Guest Post by Morbo
An interesting milestone was reached this week, one you might have missed: The Innocence Project has just cleared its 200th client. Jerry Miller, a Chicago man, served 17 years in prison for a rape he did not commit. Miller had been paroled a few years back, but now, thanks to the Innocence Project, is name is clear and he no longer has to register as a sex offender.
If you don’t know about the work of the Innocence Project, you should. Founded in 1992 by Barry C. Scheck and Peter J. Neufeld at the Benjamin N. Cardozo School of Law at Yeshiva University, the Project works to assist prisoners who claim DNA testing will prove their innocence. The Project has full-time staff attorneys who are assisted by Cardozo law students.
Here are some sobering statistics: Of the 200 people the Project has assisted, 14 had been on death row. The ex-inmates served an average of 12 years in prison before being exonerated.
We’d all like to believe our justice system is perfect, but the reality is that much can go wrong. To get a feel for how justice can go awry in America, read John Grisham’s latest book, a non-fiction work titled “The Innocent Man: Murder and Injustice in a Small Town.” This tome has got to be scarier than anything Stephen King ever cranked out. (Warning: The next paragraph contains spoilers about the book.)
The book tells the story of Ron Williamson, an Ada, Okla., man imprisoned for 20 years for a horrific murder he did not commit. The evidence against Williamson (and another man who was also convicted) was slim. But the cops were feeling the heat, and the district attorney needed a conviction. Williamson was sent up the river and sentenced to death. Never of sound mind, he was medicated only sporadically in prison and slowly went insane. Although eventually released from prison and exonerated, he died not long after that.
I thought about Williamson recently when I read the reports of the Innocence Project’s latest success. The two cases share some disturbing parallels, mainly convictions based on shaky evidence.
Although he had no criminal record, Miller had the misfortune to resemble a man who sexually assaulted a businesswoman in a parking garage. The Philadelphia Daily News reported that two parking-lot attendants provided a description of the assailant that formed the basis of an artist’s drawing of the suspect.
A police officer who had stopped Miller once for looking into parked cars thought he matched the photo. He was arrested for the first and only time in his life. It wasn’t until last year, when the Innocence Project got the Cook County prosecutors’ office to test semen samples on the victim’s clothing, that Miller was exonerated.

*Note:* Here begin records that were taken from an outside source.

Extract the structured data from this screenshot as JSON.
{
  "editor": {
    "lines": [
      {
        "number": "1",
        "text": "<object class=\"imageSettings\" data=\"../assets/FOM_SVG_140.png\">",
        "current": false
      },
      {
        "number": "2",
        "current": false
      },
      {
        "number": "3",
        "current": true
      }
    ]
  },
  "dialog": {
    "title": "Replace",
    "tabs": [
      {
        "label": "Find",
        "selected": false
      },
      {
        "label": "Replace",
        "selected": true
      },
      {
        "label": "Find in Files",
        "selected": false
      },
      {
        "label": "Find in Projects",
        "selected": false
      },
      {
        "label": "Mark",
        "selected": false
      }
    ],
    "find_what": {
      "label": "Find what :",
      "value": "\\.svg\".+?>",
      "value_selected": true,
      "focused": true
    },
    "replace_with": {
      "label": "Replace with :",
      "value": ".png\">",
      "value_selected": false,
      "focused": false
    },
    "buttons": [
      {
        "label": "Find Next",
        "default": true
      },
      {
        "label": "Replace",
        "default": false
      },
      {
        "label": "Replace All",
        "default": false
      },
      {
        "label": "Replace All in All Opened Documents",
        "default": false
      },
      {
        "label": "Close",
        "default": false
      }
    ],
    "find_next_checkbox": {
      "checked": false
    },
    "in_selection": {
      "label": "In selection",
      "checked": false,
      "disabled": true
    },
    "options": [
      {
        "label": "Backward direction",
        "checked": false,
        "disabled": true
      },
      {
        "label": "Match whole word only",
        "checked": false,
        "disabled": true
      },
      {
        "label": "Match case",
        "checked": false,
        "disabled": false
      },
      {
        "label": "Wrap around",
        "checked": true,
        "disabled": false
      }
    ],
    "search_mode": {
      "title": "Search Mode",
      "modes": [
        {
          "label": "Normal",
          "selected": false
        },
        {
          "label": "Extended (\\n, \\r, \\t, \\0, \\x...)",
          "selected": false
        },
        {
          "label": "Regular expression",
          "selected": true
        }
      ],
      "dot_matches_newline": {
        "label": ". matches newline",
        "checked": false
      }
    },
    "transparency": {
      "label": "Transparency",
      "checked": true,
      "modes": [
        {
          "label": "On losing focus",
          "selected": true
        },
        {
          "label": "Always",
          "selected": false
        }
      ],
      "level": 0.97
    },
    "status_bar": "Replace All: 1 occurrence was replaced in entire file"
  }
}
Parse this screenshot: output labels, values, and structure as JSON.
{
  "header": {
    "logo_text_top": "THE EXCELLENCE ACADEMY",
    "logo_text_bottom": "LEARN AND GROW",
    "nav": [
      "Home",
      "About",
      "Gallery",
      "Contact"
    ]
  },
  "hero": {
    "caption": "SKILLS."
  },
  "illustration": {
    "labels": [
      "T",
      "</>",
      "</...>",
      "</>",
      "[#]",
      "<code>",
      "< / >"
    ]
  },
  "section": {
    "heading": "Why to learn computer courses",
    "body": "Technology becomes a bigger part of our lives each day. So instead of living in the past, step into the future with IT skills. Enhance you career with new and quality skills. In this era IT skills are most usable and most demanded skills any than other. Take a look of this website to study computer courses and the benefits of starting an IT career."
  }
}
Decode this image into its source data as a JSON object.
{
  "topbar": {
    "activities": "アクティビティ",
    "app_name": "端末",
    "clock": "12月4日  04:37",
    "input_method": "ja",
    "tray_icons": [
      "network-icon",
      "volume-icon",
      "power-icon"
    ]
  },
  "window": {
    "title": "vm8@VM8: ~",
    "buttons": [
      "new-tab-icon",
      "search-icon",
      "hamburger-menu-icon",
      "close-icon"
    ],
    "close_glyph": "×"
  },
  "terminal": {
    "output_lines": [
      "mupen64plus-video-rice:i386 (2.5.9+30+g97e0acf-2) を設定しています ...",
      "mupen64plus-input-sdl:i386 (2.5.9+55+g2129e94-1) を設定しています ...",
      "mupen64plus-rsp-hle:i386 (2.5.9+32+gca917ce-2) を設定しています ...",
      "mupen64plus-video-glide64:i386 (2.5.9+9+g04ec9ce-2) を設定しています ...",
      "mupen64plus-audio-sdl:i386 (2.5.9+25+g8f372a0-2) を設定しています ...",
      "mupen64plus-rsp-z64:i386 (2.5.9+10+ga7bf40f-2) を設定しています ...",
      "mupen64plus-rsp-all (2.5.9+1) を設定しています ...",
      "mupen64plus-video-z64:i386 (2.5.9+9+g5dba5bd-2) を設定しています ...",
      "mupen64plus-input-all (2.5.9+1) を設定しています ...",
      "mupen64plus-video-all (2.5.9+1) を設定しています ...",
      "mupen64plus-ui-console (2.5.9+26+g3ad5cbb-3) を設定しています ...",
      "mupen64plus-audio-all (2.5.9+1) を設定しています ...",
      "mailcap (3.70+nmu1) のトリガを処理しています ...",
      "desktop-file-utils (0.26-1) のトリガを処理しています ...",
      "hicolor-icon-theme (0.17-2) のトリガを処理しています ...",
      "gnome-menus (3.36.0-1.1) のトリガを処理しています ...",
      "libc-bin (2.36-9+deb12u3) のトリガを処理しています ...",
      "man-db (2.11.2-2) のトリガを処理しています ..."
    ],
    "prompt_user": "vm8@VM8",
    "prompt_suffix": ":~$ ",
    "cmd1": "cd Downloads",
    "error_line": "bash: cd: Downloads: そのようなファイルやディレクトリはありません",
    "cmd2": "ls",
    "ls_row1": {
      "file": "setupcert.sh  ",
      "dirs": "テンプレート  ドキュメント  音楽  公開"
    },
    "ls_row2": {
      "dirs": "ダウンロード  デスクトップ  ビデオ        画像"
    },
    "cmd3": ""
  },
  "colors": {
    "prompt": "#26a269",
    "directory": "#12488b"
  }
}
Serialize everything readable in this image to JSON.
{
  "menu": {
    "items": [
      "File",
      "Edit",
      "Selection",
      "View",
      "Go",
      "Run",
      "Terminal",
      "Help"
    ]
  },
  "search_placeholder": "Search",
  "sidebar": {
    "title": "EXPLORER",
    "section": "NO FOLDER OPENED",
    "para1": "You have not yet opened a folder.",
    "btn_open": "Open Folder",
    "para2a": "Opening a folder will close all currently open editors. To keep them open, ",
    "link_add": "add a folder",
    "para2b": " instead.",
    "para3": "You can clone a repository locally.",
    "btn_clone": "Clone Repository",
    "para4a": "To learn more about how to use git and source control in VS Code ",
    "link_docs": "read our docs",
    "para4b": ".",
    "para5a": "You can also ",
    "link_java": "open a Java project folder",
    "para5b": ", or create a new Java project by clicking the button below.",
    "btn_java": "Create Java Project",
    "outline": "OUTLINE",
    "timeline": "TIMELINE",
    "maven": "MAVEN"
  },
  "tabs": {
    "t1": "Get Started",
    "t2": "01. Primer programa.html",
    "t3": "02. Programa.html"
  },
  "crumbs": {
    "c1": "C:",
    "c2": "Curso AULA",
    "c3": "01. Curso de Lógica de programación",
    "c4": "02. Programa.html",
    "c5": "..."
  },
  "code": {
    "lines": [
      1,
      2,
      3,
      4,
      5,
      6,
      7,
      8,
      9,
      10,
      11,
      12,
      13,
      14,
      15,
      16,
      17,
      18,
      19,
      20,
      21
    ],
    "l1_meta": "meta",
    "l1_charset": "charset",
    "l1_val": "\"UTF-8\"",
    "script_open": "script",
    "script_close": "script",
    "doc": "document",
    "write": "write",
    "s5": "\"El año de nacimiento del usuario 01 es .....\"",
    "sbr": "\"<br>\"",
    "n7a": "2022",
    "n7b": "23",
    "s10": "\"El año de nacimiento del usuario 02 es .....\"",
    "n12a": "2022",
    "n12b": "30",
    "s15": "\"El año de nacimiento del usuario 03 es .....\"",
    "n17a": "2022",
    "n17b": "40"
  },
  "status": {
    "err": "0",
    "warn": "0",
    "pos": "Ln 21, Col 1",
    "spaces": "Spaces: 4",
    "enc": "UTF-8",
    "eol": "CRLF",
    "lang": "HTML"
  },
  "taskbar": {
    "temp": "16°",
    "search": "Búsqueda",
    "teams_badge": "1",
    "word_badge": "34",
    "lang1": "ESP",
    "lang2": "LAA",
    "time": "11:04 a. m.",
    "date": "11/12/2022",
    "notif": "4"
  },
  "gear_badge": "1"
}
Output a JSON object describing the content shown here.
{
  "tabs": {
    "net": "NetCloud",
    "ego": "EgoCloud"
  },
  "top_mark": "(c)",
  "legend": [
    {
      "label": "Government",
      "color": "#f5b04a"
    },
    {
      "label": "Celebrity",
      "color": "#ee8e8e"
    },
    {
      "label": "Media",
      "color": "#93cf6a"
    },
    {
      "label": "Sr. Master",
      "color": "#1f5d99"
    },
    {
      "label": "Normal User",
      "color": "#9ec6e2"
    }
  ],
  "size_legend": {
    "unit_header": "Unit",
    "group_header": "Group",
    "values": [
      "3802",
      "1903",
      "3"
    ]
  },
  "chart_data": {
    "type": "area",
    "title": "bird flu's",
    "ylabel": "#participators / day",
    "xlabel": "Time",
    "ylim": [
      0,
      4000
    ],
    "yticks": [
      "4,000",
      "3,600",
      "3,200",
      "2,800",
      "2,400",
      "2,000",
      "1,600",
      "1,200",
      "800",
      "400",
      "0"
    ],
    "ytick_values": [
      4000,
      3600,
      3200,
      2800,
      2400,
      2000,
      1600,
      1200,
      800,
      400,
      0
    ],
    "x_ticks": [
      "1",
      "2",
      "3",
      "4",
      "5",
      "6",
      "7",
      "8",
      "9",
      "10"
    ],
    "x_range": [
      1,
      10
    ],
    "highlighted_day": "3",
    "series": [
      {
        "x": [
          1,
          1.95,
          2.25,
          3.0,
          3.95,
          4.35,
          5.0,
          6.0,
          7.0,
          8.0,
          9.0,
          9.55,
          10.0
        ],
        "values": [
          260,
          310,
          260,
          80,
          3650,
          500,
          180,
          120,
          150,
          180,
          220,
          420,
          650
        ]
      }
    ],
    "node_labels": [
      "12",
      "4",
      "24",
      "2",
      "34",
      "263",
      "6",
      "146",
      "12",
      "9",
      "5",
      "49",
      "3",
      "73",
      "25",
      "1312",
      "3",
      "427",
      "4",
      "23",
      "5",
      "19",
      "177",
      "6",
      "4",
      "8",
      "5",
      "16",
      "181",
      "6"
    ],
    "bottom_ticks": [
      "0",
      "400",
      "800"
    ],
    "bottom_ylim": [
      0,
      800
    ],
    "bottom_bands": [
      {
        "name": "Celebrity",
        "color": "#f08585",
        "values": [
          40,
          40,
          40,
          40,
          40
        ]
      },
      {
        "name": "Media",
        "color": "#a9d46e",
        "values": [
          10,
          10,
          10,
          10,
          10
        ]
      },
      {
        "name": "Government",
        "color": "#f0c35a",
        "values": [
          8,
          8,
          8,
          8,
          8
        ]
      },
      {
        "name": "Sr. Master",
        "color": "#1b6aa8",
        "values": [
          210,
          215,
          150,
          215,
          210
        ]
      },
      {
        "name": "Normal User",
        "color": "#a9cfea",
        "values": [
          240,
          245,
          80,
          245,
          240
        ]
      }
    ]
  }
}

The Daily News story points out that Miller was convicted largely on eyewitness testimony. Such testimony is notoriously unreliable. DNA testing, by contrast, is nearly foolproof. Forty states now have laws giving inmates access to DNA testing. The other 10 should pass them as well. These tests, after all, can determine guilt as well as innocence.
Grisham’s book isn’t meant to be political. It’s merely a fact-based tale that reads like one of his legal pot-boilers. But as I read it, I could not help but think that death-penalty advocates might learn a few things from it. Ron Williamson almost went to the electric chair for a crime he did not commit. (The real killer was eventually found, by the way.) Anyone who can blow that off as the price we have to pay for law and order has a heart of ice — and should not be permitted to serve on juries.